Salmon with Rhubarb Vegetables

Prep: 15min
| Servings: 4 | Cook: 12min
 recipe.image.alt

The salmon with rhubarb vegetables from Spoonsparrow is a great post‑workout dish for spring.

Ingredients

  • 400 g rhubarb
  • 2 stalks tarragon
  • 0.5 Organic lemon
  • 50 g purslane
  • 4 tbsp olive oil
  • 75 ml vegetable broth
  • 1 tbsp honey
  • Salt
  • Pepper
  • 1 tsp aged balsamic vinegar
  • 600 g very fresh salmon fillet (4 pieces of 150 g each)

Instructions

  1. 1.

    Wash, trim, and cut the rhubarb into pieces. Wash the tarragon, shake dry, and pluck the leaves. Rinse the lemon hot, pat dry, grate finely, then squeeze out the juice. Wash the purslane and spin dry.

  2. 2.

    Heat 2 tbsp oil in a pan and sauté the rhubarb over medium heat for 2–3 minutes. Deglaze with vegetable broth.

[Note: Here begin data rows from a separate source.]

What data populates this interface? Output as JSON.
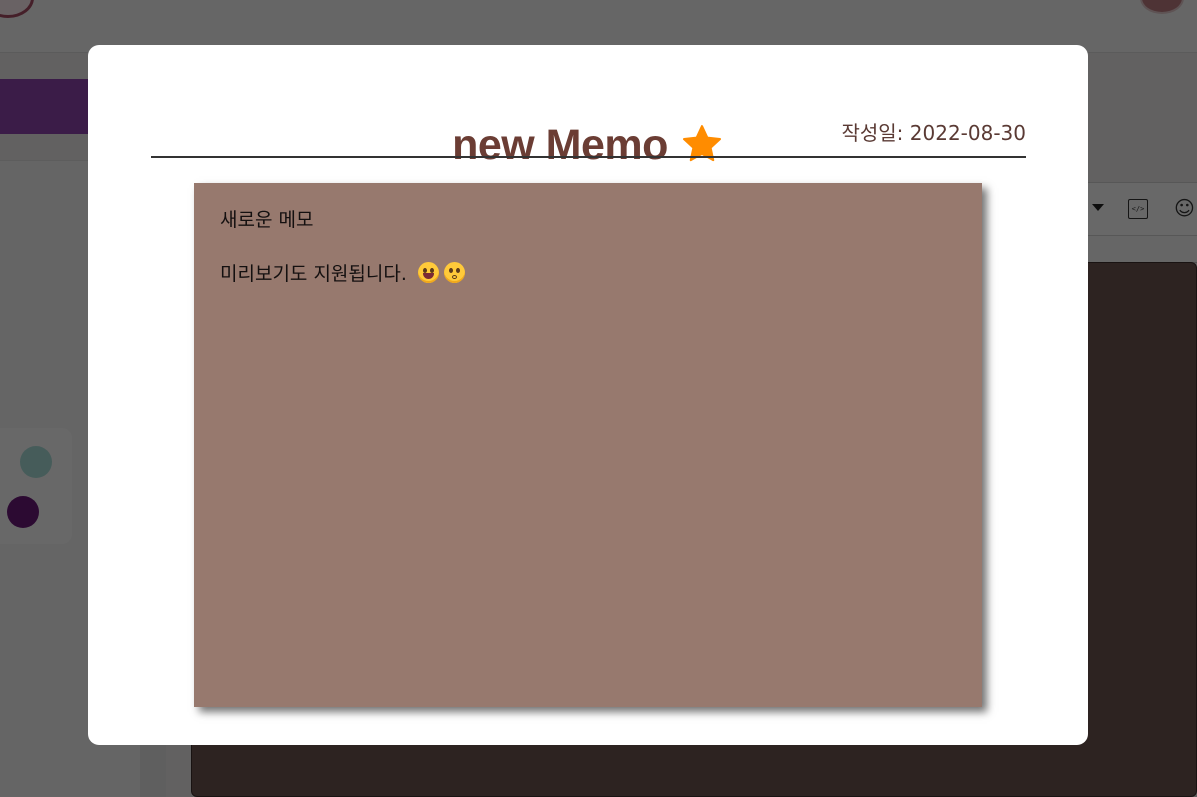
{
  "modal": {
    "title": "new Memo",
    "star_icon": "star-icon",
    "star_color": "#ff8c00",
    "created_date": "작성일: 2022-08-30",
    "title_color": "#6b3d34"
  },
  "memo": {
    "background_color": "#97796e",
    "line1": "새로운 메모",
    "line2": "미리보기도 지원됩니다.",
    "emojis": [
      "grinning-face-with-tongue-icon",
      "kissing-face-icon"
    ]
  },
  "background": {
    "editor_toolbar_icons": [
      "dropdown-caret-icon",
      "code-block-icon",
      "smiley-icon"
    ],
    "palette_colors": [
      "#a8dcd7",
      "#6a1a78"
    ],
    "accent_color": "#8e44ad"
  }
}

Add tarragon, honey, and lemon zest; bring to a boil, season with salt and pepper, remove from heat, and let cool slightly. Finish with balsamic vinegar.

  3. 3.

    Rinse the salmon under cold water, pat dry, drizzle with 1 tbsp lemon juice, and season with salt and pepper. Heat the remaining oil in a pan and sear the salmon on one side for 2 minutes. Flip and cook over low heat for another 1–2 minutes so the center stays slightly translucent. Plate the salmon fillets with rhubarb and garnish with purslane.